We have a Data pipeline that does a nightly copy of our DynamoDB to S3 buckets so we can run reports on the data with Athena. Occasionally the pipeline will fail with a 503 SlowDown error. The retries will usually "succeed" but create tons of duplicate records in S3. The DynamoDB has On-Demand read capacity and the pipeline has 0.5 myDDBReadThroughputRatio. A couple of questions here:
I assume reducing the myDDBReadThroughputRatio would probably lessen the problem, if true does anyone have a good ratio that will still be performant but not cause these errors?
Is there a way to prevent the duplicate records in S3? I can't figure out why these are being generated? (possibly the records from the failed run are not removed?)

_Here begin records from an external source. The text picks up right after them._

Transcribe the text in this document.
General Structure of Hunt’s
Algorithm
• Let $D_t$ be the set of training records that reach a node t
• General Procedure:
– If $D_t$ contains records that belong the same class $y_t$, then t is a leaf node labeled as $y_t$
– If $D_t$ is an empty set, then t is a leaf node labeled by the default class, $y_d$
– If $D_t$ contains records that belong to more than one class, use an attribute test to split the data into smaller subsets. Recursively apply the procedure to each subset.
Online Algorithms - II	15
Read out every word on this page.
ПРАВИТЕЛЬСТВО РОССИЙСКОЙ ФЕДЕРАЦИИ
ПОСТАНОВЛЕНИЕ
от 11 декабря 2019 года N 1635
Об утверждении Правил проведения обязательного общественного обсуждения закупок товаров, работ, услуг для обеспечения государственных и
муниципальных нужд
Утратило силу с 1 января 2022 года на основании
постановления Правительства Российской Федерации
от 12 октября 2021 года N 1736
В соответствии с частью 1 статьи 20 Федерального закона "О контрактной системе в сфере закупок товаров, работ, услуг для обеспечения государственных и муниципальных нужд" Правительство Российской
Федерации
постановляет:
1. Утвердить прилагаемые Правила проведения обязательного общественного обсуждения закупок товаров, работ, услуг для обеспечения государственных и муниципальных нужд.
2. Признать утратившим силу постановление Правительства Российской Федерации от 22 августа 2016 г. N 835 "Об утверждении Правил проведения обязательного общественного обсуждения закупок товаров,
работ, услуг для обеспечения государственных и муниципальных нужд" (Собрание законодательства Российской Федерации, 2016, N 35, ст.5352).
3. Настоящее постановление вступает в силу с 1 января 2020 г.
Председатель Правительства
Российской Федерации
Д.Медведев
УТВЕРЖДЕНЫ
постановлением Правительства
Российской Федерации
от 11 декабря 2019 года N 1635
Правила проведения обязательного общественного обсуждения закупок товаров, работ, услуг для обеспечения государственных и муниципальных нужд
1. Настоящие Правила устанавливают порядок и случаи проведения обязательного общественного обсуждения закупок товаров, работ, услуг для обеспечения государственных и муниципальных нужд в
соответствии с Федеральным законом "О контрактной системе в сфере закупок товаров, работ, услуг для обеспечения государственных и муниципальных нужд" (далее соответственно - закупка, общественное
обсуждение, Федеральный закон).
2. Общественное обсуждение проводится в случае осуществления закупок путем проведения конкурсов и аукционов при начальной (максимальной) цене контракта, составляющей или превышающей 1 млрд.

Of course any other thoughts/solutions for the problem would be greatly appreciated.
Thanks!
Using AWS Data Pipeline for continuous backups is not recommended.
AWS recently launched a new functionality that allows you to export DynamoDB table data to S3 and can be further analysed by Athena. Check it out here
You can also use Amazon glue to do the same (link).
If you still want to continue to use data pipeline, then the issue seems to be happening due to S3 limits being reached. You might need to see if there are other requests also writing to S3 at same time OR if you can limit the request rate from pipeline using some configuration.